©2002  by Gerard Wakefield
(This article may be copied for educational purposes only.)

"Two Tough Questions Regarding The Biblical Flood"

Two questions skeptics frequently ask regarding the Flood narrative found in the Book of Genesis are the following: 1) How did Noah and his seven companions aboard the ark take care of all those animals? 2) Where did all the waters go when the surface of the Earth dried up after the Flood? These are reasonable questions that deserve reasonable answers.

As to how Noah and his small family fed and cleaned up after the animals aboard the ark, a plausible explanation may be found in the two natural phenomena known as hibernation and estivation. Hibernation, as is common knowledge, is that special state of unconsciousness into which animals slip during extended periods of harsh climatic conditions, such as extreme cold. The counterpart to this is estivation (also spelled aestivation), which occurs in regions of the world where the weather becomes unbearably hot. As with hibernation, estivating animals slip into a state of unconscious torpor, during which they neither eat nor produce bodily wastes.

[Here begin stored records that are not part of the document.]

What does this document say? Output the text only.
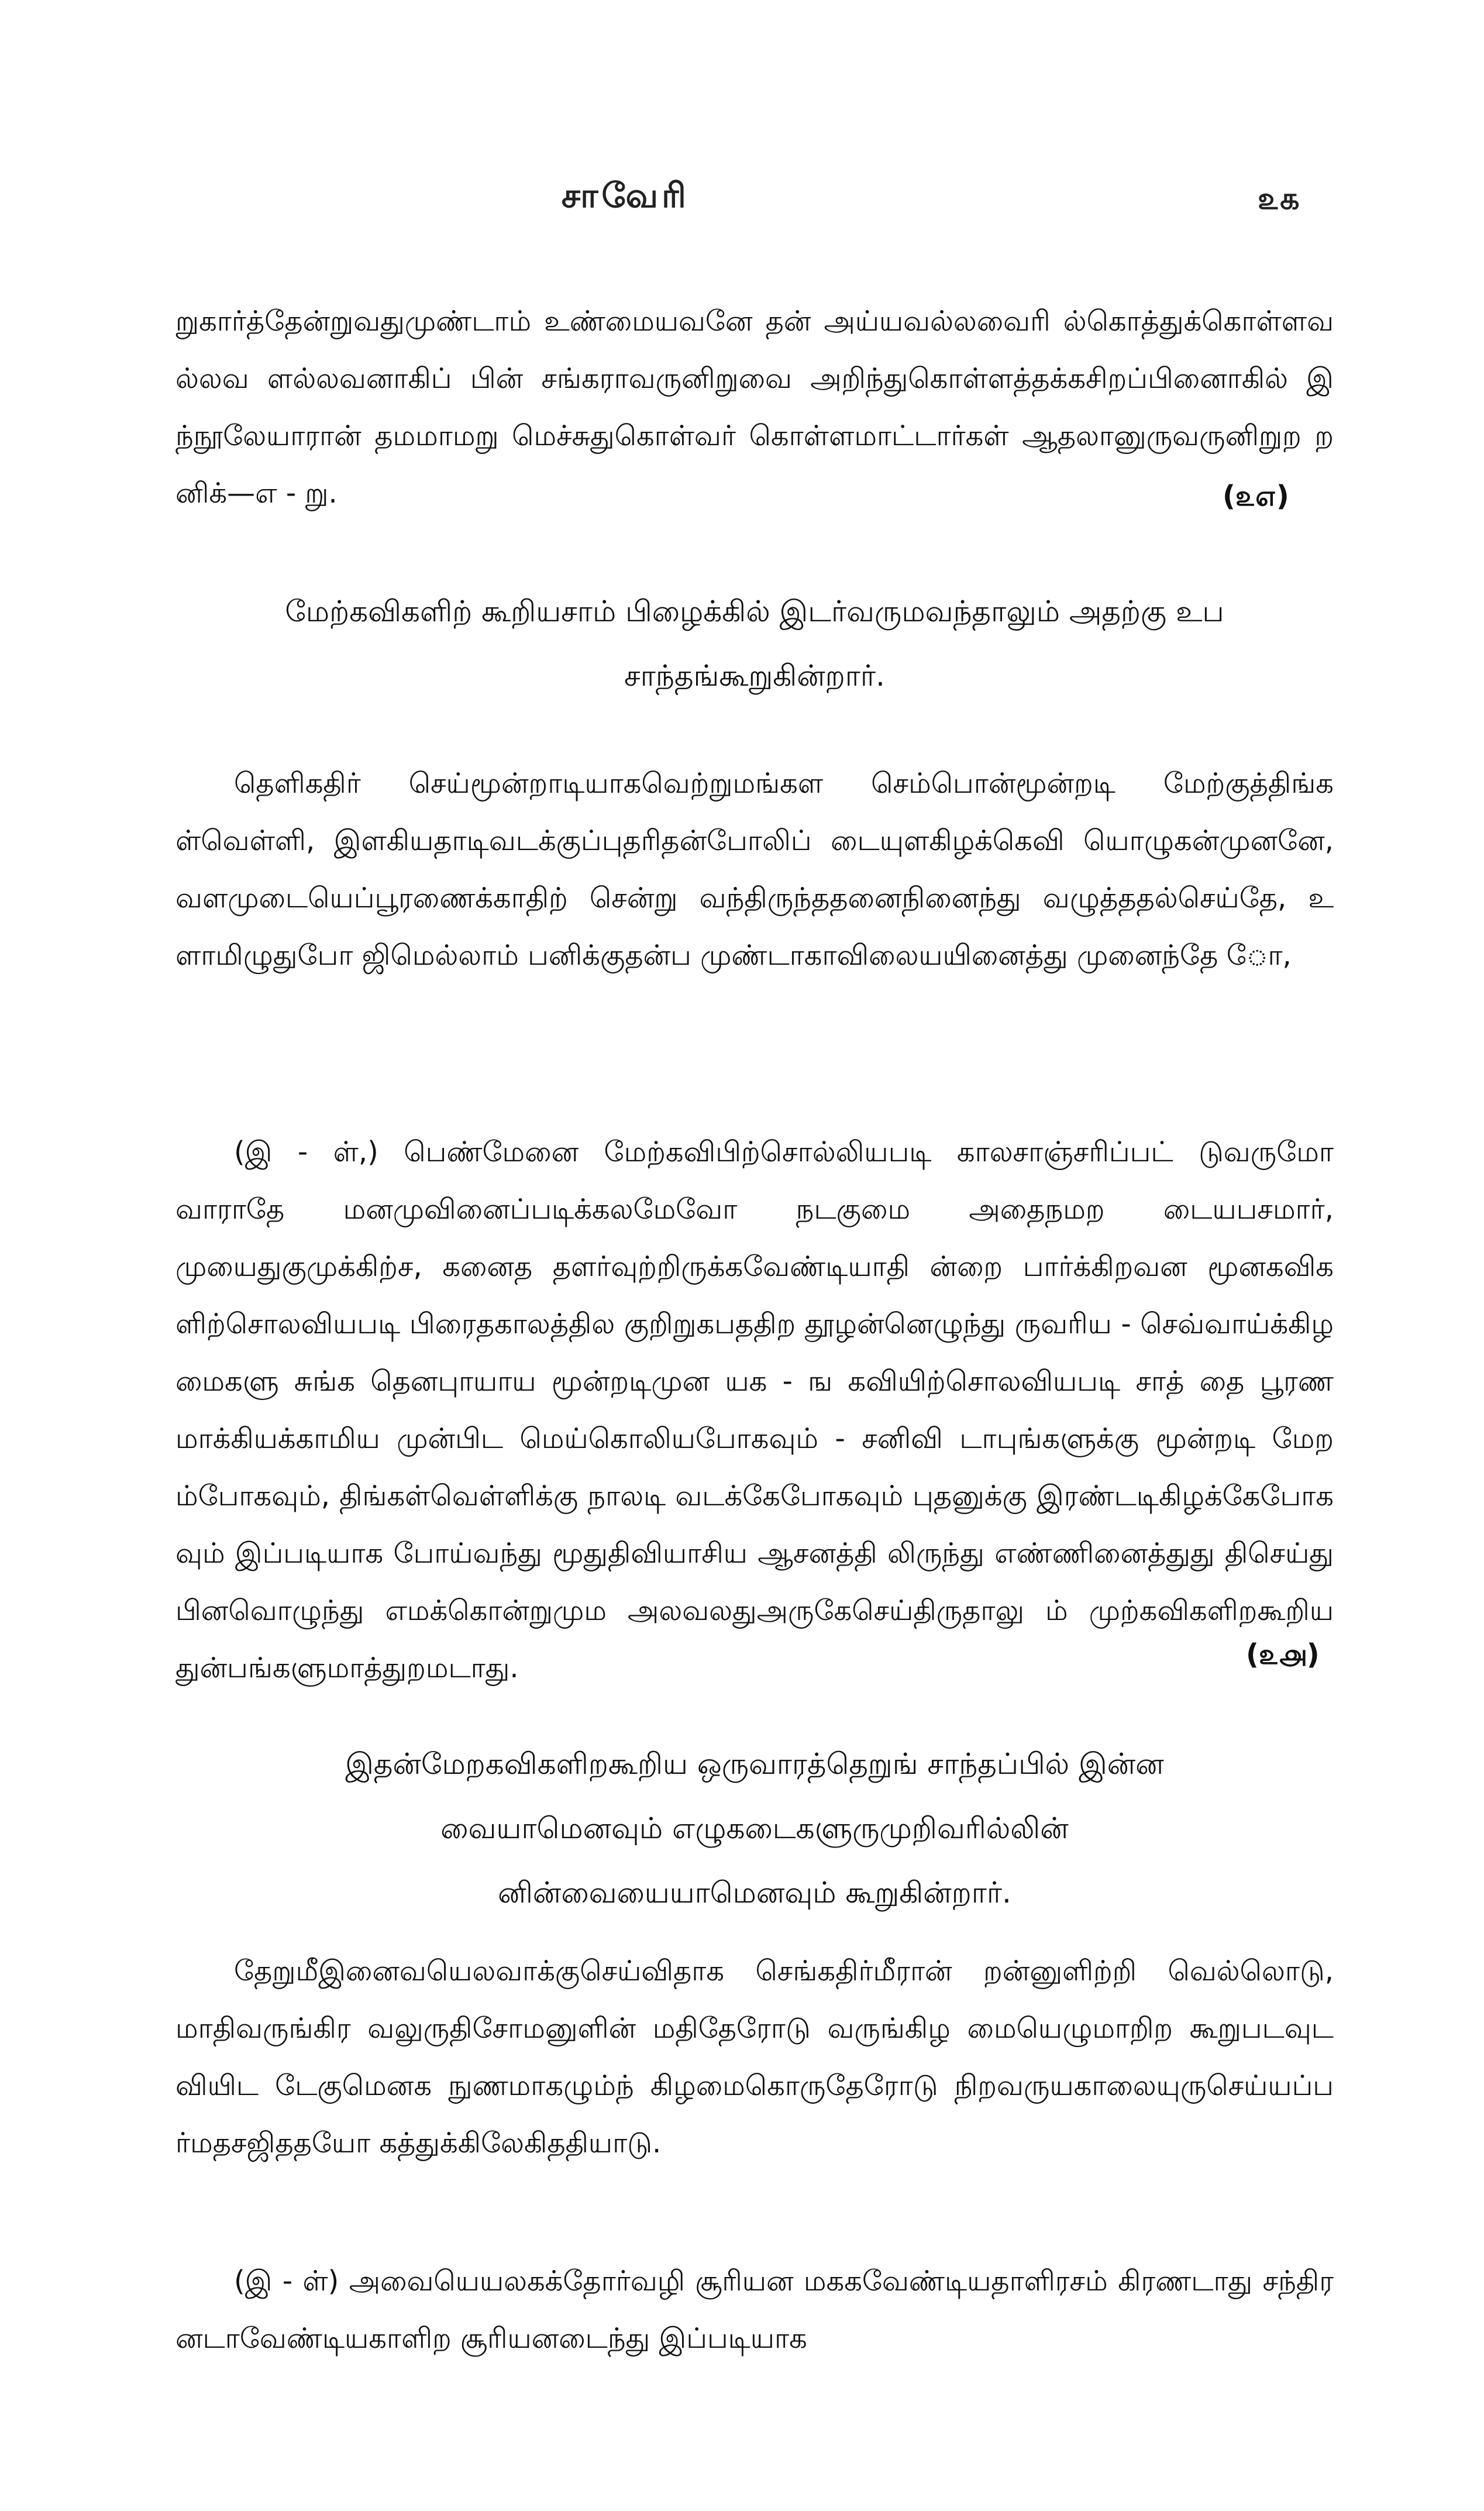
சாவேரி	௨௧
றுகார்த்தேன்றுவதுமுண்டாம் உண்மையவனே தன் அய்யவல்லவைரி ல்கொத்துக்கொள்ளவல்லவ ளல்லவனாகிப் பின் சங்கராவருனிறுவை அறிந்துகொள்ளத்தக்கசிறப்பினைாகில் இந்நூலேயாரான் தமமாமறு மெச்சுதுகொள்வர் கொள்ளமாட்டார்கள் ஆதலானுருவருனிறுற றனிக்—எ - று.	(௨௭)
மேற்கவிகளிற் கூறியசாம் பிழைக்கில் இடர்வருமவந்தாலும் அதற்கு உபசாந்தங்கூறுகின்றார்.
தெளிகதிர் செய்மூன்றாடியாகவெற்றுமங்கள செம்பொன்மூன்றடி மேற்குத்திங்கள்வெள்ளி, இளகியதாடிவடக்குப்புதரிதன்போலிப் டையுளகிழக்கெவி யொழுகன்முனனே, வளமுடையெப்பூரணைக்காதிற் சென்று வந்திருந்ததனைநினைந்து வழுத்ததல்செய்தே, உளாமிழுதுபோ ஜிமெல்லாம் பனிக்குதன்ப முண்டாகாவிலையயினைத்து முனைந்தே ோ,
(இ - ள்,) பெண்மேனை மேற்கவிபிற்சொல்லியபடி காலசாஞ்சரிப்பட் டுவருமோ வாராதே மனமுவினைப்படிக்கலமேவோ நடகுமை அதைநமற டையபசமார், முயைதுகுமுக்கிற்ச, கனைத தளர்வுற்றிருக்கவேண்டியாதி ன்றை பார்க்கிறவன மூனகவிகளிற்சொலவியபடி பிரைதகாலத்தில குறிறுகபததிற தூழன்னெழுந்து ருவரிய - செவ்வாய்க்கிழமைகளு சுங்க தெனபுாயாய மூன்றடிமுன யக - ங கவியிற்சொலவியபடி சாத் தை பூரணமாக்கியக்காமிய முன்பிட மெய்கொலியபோகவும் - சனிவி டாபுங்களுக்கு மூன்றடி மேறம்போகவும், திங்கள்வெள்ளிக்கு நாலடி வடக்கேபோகவும் புதனுக்கு இரண்டடிகிழக்கேபோகவும் இப்படியாக போய்வந்து மூதுதிவியாசிய ஆசனத்தி லிருந்து எண்ணினைத்துது திசெய்து பினவொழுந்து எமக்கொன்றுமும அலவலதுஅருகேசெய்திருதாலு ம் முற்கவிகளிறகூறிய துன்பங்களுமாத்துறமடாது.	(௨௮)
இதன்மேறகவிகளிறகூறிய ஒருவாரத்தெறுங் சாந்தப்பில் இன்னவையாமெனவும் எழுகடைகளுருமுறிவரில்லின் னின்வையையாமெனவும் கூறுகின்றார்.
தேறுமீஇனைவயெலவாக்குசெய்விதாக செங்கதிர்மீரான் றன்னுளிற்றி வெல்லொடு, மாதிவருங்கிர வலுருதிசோமனுளின் மதிதேரோடு வருங்கிழ மையெழுமாறிற கூறுபடவுடவியிட டேகுமெனக நுணமாகழும்ந் கிழமைகொருதேரோடு நிறவருயகாலையுருசெய்யப்பர்மதசஜிததயோ கத்துக்கிலேகிததியாடு.
(இ - ள்) அவையெயலகக்தோர்வழி சூரியன மககவேண்டியதாளிரசம் கிரணடாது சந்திரனடாவேண்டியகாளிற சூரியனடைந்து இப்படியாக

The enormous difficulty Noah and his family members would have had in feeding all the animals on the ark would have led to many animals’ not receiving adequate amounts of food. As it turns out, lack of food is one of the chief causes of hibernation or estivation among animals. Richard G. Van Gelder, Chairman of the Department of Mammology at the American Museum of Natural History, writes:

Although hibernation and estivation are generally thought of as mechanisms enabling an animal to avoid a season of excessive heat or cold, it seems that these dormant states are as much as, or more, related to A TIME OF LITTLE OR NO FOOD as to temperature. There are actually various levels of dormancy, the most extreme being called true hibernation. It involves a marked drop in body temperature, reduced metabolism, and a condition of torpidity, in which the animal has lost sensibility or the power of motion partially or completely. (1) [emphasis added] He further notes: Akin to hibernation, and perhaps identical to it, is estivation. This summer torpidity has been far less studied than has hibernation. THE INDUCEMENT FOR ESTIVATION SEEMS TO BE THE DISAPPEARANCE OF GREEN VEGETATION early in the summer in, for example, some parts of western United States. The Washington ground squirrel (Spermophilus washingtoni) emerges from hibernation in late January or early February and breeds, the young being born in February or March. By the end of June the adults have gone into estivation, and, without emerging from their burrows, go into hibernation, remaining in a state of torpor for seven or eight months. (2) [emphasis added] Such a state of languor, induced both by adverse climatic conditions and a lack of food — particularly greens, which could not stay fresh for long aboard the ark — would have annulled the need for Noah and his seven shipmates to feed and clean up after an enormous number of animals. They would only have needed food and upkeep (Gen. 6:19-21) for the small number of species which under no circumstances slip into hibernation or estivation.

As for the question regarding the disappearance of the floodwaters after the catastrophe (Gen. 8:1), a group of Japanese geologists may have inadvertently come up with an explanation. Led by Shigenori Maruyama, a team of scientists at the Tokyo Institute of Technology has recently discovered that the Earth’s mantle (the layer of molten rock just under the Earth’s crust) is soaking up the world’s oceans. The December, 1999 issue of Discover magazine reported:

The Earth’s oceans are drying up, and there’s nothing we can do about it, say[s] a group of Japanese geologists. Each year, the movement of Earth’s crust plunges more than a billion tons of water into the mantle, where it is mostly absorbed into the rocks. (3) It is geologically possible that, immediately after the Flood, the Earth’s mantle began absorbing the excess waters, an absorption that is continuing to this day.

These scientific facts demonstrate that the Flood story as found in Genesis cannot be dismissed out of hand as ancient mythology. What they do show is that, even when skeptics think they have found a flaw in the Deluge narrative, science will eventually discover a reasonably plausible explanation for the alleged error.


1. Van Gelder, Richard G., Biology of Mammals (New York: Charles Scribner’s Sons: 1969), 99.

2. Ibid., 102.

3. "As Dry as Mars," Discover 20, no. 12 (1999): 25.